DR said:
i fail to see how the test was worth 1 billion dollars.
That depends, if the players had offered a $52m cap in September (though Decemeber would have been more likely), the NHL would have held out for a $32m-36m linked cap. Then we wait some more, end up in January and the players sign a $40m cap.
Now, they have forced the NHL up to $40m, and are probably hoping they'll get to $45m or $46m by the end of it. That's about $150m/y. Over 6 years they get most of that billion back (well probably not if you work out lost value of that money).
Maybe, just maybe, if they had discussed it before the season this deal might have been done in December.
The players opening bid could have been a $60m hardcap back in August, then just maybe they meet around $45m by September and we have a season.
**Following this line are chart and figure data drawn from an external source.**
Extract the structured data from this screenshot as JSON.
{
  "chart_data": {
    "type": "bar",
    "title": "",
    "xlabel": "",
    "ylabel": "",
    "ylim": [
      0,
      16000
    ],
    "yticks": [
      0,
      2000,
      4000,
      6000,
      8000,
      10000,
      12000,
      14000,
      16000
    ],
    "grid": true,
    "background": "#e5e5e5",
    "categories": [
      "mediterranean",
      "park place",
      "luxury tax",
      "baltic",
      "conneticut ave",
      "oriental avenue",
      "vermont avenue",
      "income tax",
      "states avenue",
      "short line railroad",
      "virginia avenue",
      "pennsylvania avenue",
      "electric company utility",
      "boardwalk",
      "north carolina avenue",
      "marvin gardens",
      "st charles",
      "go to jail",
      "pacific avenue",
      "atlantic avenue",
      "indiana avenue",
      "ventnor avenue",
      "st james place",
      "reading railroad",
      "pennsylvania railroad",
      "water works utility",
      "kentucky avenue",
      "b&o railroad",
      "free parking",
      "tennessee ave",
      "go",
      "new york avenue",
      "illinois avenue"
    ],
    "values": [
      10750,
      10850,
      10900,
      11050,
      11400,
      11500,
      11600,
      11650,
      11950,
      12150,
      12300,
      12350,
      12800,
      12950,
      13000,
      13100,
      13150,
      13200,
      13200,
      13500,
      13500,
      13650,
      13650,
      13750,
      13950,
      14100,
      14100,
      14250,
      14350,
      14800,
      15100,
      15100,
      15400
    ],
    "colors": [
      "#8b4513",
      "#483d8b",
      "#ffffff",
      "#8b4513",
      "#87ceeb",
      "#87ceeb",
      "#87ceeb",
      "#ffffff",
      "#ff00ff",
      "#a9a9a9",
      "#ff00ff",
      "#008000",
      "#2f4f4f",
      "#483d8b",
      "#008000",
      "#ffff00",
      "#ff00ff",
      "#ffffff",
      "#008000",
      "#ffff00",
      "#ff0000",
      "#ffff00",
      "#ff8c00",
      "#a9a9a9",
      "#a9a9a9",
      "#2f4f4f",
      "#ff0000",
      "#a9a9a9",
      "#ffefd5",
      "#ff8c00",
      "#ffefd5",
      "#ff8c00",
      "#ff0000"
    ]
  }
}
But that is more longshot than probability.
The owners are left to deal with the damaged NHL revenues alone since they are now unlinked. The player lose $1B. The fans ****ed off. If the lockout causes one or two teams to folds it gets worse for everyone. Kind of short sighted.
Goodenow's should have held out but he should also have known when to fold. Bettman has been playing him like a fiddle, Bettman beat him in the PR war, Bettman wouldn't give him a deadline and just kept stringing him along, teasing the players with a mirage of a season.Its his job to read the players mood and read the oppositions resolve. Goodenow should have worked this after December, that's his job.
The "no linkage" part of the deal is just a face saving exercise at this stage. They could have gotten the no linkage part in any deal at any stage. Heck, the NHL would have jumped on the no linkage back when they knew what their revenues were. Right now the players probably want no linkage as much for the fact that so much damage has been done and they don't want to hurt by that.